I feel like I want to expand eloquently about the healing power of love. Dr. Sue Johnson's book Hold Me Tight, says it very well in the first 30 pages. The movie Cold Mountain with Michelle Kidman tells a beautiful story about the power love has to keep us alive. Research has been showing for years now that we can not thrive without touch, love, belonging, feeling secure and safe.

If your relationship is floundering, if you or your partner are physically or emotionally ill or stressed, if someone you know is depressed or barely surviving, consider the possibility they are not feeling fully loved and securely connected.

So much more to say! Not enough time at the moment. Let yourself be loved. Feel it and know it. Trust what you are told. If you were not properly loved as a child, there still is time to heal from those wounds. Risk being vulnerable and allow for differences. You can NOT survive, much less thrive, without love. Let me guide you when it feels too much to tackle just the two of you. A third person holding the love and the hope can help you move swiftly to a place of joy and even bliss.

In love and gratitude for a good life and feeling deeply love, Nancy

Monday, November 21, 2011

Up-date in the Ross-Couture Household

Haven't written for ages. Life changes in a flash! One day we are in France, 9 days later in the emergency room in Toronto. Clo has stage 4 breast cancer that has metastasized to the liver and spine and hip and shadows on her lungs. She is in bed, unable to eat, barely able to walk. Friends, family, colleagues, many, many we do not even know, have written, phoned, brought in food, sent love, prayers and meditation, given support and amazing care and kindness. Through love and excellent medical care, steroids and pain medication and chemo therapy, Clo is once again energized and planning U.S. Thanksgiving at our house for 9 of us. There are 12 expected for a week at Christmas.

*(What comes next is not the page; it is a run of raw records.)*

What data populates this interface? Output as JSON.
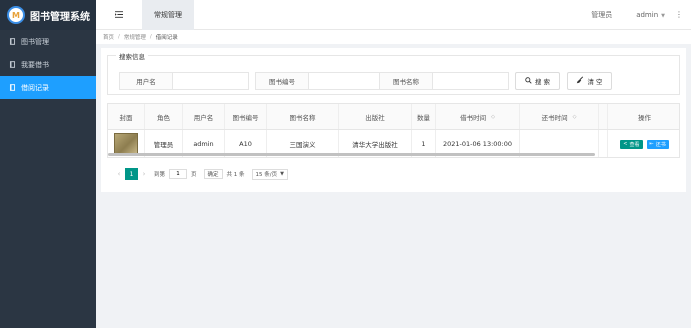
{
  "app": {
    "logo_text": "M",
    "title": "图书管理系统"
  },
  "sidebar": {
    "items": [
      {
        "label": "图书管理",
        "active": false
      },
      {
        "label": "我要借书",
        "active": false
      },
      {
        "label": "借阅记录",
        "active": true
      }
    ]
  },
  "header": {
    "fold_icon": "menu-fold-icon",
    "active_tab": "常规管理",
    "role_link": "管理员",
    "user_name": "admin",
    "caret_glyph": "▼",
    "more_glyph": "⋮"
  },
  "breadcrumb": {
    "items": [
      "首页",
      "常规管理",
      "借阅记录"
    ],
    "separator": "/"
  },
  "search": {
    "legend": "搜索信息",
    "fields": [
      {
        "label": "用户名",
        "value": ""
      },
      {
        "label": "图书编号",
        "value": ""
      },
      {
        "label": "图书名称",
        "value": ""
      }
    ],
    "search_button": "搜 索",
    "clear_button": "清 空"
  },
  "table": {
    "columns": [
      "封面",
      "角色",
      "用户名",
      "图书编号",
      "图书名称",
      "出版社",
      "数量",
      "借书时间",
      "还书时间",
      "操作"
    ],
    "rows": [
      {
        "role": "管理员",
        "username": "admin",
        "book_no": "A10",
        "book_name": "三国演义",
        "publisher": "清华大学出版社",
        "quantity": "1",
        "borrow_time": "2021-01-06 13:00:00",
        "return_time": "",
        "actions": [
          "查看",
          "还书"
        ]
      }
    ]
  },
  "pager": {
    "prev": "‹",
    "next": "›",
    "current_page": "1",
    "goto_label": "到第",
    "goto_value": "1",
    "page_unit": "页",
    "confirm": "确定",
    "total": "共 1 条",
    "page_size": "15 条/页"
  },
  "colors": {
    "sidebar": "#2b3643",
    "active_menu": "#1e9fff",
    "view_button": "#009688",
    "return_button": "#1e9fff",
    "pager_active": "#009688"
  }
}
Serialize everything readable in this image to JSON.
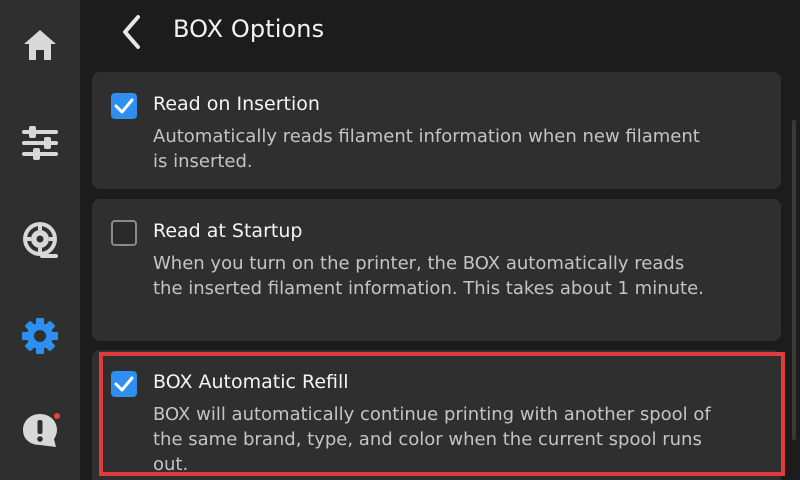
{
  "header": {
    "title": "BOX Options"
  },
  "options": [
    {
      "title": "Read on Insertion",
      "description": "Automatically reads filament information when new filament is inserted.",
      "checked": true
    },
    {
      "title": "Read at Startup",
      "description": "When you turn on the printer, the BOX automatically reads the inserted filament information. This takes about 1 minute.",
      "checked": false
    },
    {
      "title": "BOX Automatic Refill",
      "description": "BOX will automatically continue printing with another spool of the same brand, type, and color when the current spool runs out.",
      "checked": true
    }
  ],
  "sidebar": {
    "items": [
      {
        "icon": "home-icon"
      },
      {
        "icon": "sliders-icon"
      },
      {
        "icon": "filament-spool-icon"
      },
      {
        "icon": "gear-icon",
        "active": true
      },
      {
        "icon": "notification-icon",
        "badge": true
      }
    ]
  },
  "colors": {
    "accent": "#2f8ff0",
    "highlight": "#e03b3d",
    "card": "#2f2f2f",
    "background": "#1c1c1c"
  }
}
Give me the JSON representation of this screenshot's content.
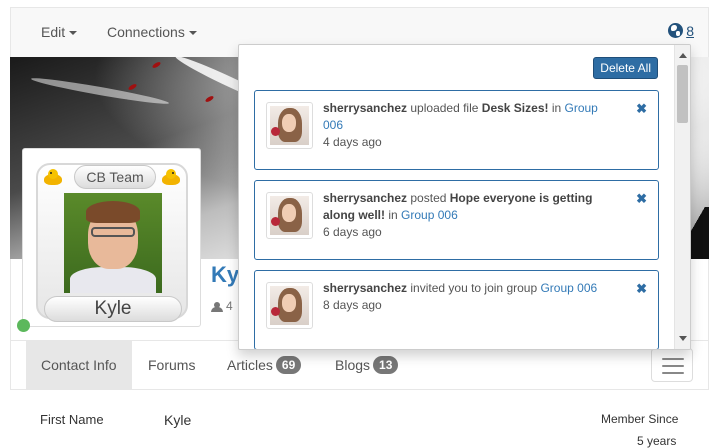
{
  "navbar": {
    "edit_label": "Edit",
    "connections_label": "Connections",
    "notification_count": "8"
  },
  "profile": {
    "team_label": "CB Team",
    "name_pill": "Kyle",
    "name_heading": "Kyle",
    "meta": "4"
  },
  "tabs": {
    "contact_info": "Contact Info",
    "forums": "Forums",
    "articles": "Articles",
    "articles_count": "69",
    "blogs": "Blogs",
    "blogs_count": "13"
  },
  "info": {
    "first_name_label": "First Name",
    "first_name_value": "Kyle",
    "member_since_label": "Member Since",
    "member_since_value": "5 years"
  },
  "notifications": {
    "delete_all_label": "Delete All",
    "items": [
      {
        "user": "sherrysanchez",
        "pre": " uploaded file ",
        "subject": "Desk Sizes!",
        "mid": " in ",
        "group": "Group 006",
        "time": "4 days ago"
      },
      {
        "user": "sherrysanchez",
        "pre": " posted ",
        "subject": "Hope everyone is getting along well!",
        "mid": " in ",
        "group": "Group 006",
        "time": "6 days ago"
      },
      {
        "user": "sherrysanchez",
        "pre": " invited you to join group ",
        "subject": "",
        "mid": "",
        "group": "Group 006",
        "time": "8 days ago"
      }
    ]
  },
  "colors": {
    "accent": "#2e6da4",
    "link": "#337ab7",
    "online": "#5cb85c",
    "badge": "#777777"
  }
}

An amazing whirlwind. She has lost her hair and today we went scarf and hat shopping. Wed. we talk with the oncologist for the first time since the diagnosis, to see what kind of progress is being made. Life has changed.

I continue to work and love my work and see it as a excellent way to centre and focus myself so I can feel balanced and sane. I think my heart has opened and my empathy deepened through this process so far. I learn from Clo as she takes each moment and fills it full of life. I watch my adult children and grandchildren as they reach out in love and provide hands on care. They take turns moving in and out so as not to overwhelm us but to provide the support and security we both need. Clo has done a will. We have talked to a realtor friend who has made suggestions should I be alone, or should Clo be unable to navigate the stairs. Together, we are planning an uncertain future and making loving memories.

Love every minute of every day. If you don't love what you are doing, do something different. Find out what you love and bring it into your life. There is no other reason for doing this life time. It is about learning to love, to feel joy, to like yourself and who you are. Breathing is good, smiling is great, laughter is healing, bliss is possible for all of us. I am the holder of hope. I always have been and always will be. I will hold the hope for you and your relationship should you want me to do that with you. I have long known how to hold hope, and my skills are being tested and strengthened through this journey Clo and I have just embarked upon together.